In 2012, the Guideline of Air Quality Assessment of Passenger cars (GB/T 27630-2011) was issued in China, which limited the concentrations of benzene, toluene, ethylbenzene, xylene, styrene, formaldehyde, acetaldehyde, and propionaldehyde in the cabins of newly produced cars. However, our study showed that the sum of target VOCs was observed at an average concentration of 6.32 mg/m3, with a minimum of 1.50 mg/m3 and a maximum of 14.03 mg/m3; moreover, the emissions of all tested VOCs, except benzene, during the 15th-day monitoring period, exceeded the established values of the GB/T 27630-2011 Guidelines. Although the levels of the identified CCs were significantly lower than those of the VOCs, the emissions of formaldehyde, acetaldehyde, and acrolein/acetone exceeded the GB/T 27630-2011 Guideline values during both the 15th- and 30th-day monitoring periods.

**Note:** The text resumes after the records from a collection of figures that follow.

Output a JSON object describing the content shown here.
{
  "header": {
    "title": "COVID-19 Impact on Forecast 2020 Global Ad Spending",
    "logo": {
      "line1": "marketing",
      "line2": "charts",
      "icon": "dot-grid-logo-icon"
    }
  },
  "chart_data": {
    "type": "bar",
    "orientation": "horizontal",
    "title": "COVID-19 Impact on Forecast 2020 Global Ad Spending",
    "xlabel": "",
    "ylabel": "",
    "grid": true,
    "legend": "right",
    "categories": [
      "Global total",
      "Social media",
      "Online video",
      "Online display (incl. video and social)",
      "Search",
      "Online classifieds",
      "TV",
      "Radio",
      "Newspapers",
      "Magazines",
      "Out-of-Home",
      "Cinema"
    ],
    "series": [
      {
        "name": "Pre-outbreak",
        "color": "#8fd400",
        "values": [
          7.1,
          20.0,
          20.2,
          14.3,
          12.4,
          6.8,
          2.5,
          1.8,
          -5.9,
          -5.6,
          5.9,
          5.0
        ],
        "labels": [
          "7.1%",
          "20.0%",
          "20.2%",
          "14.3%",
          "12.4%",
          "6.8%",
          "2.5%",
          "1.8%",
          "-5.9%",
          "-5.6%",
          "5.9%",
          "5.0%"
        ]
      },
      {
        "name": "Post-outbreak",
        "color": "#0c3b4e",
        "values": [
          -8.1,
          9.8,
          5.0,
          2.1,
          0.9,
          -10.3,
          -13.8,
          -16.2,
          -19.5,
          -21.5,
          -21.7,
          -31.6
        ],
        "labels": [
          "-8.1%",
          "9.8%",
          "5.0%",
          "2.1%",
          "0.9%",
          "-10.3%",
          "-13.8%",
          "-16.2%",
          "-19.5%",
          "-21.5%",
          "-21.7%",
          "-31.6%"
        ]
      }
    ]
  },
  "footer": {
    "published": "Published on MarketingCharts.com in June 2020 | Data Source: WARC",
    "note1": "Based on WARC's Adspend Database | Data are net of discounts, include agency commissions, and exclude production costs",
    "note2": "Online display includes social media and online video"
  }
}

All of these results implied that the GB/T 27630-2011 Guidelines could not be applied to evaluate the air quality in air-conditioned coaches. The data from our study will be helpful to further understand the air quality in the cabins of coaches and could contribute to the development of both specific and general rules to apply to medium- and large-size coaches; such rules have not been enforced to date, despite an evident need for them.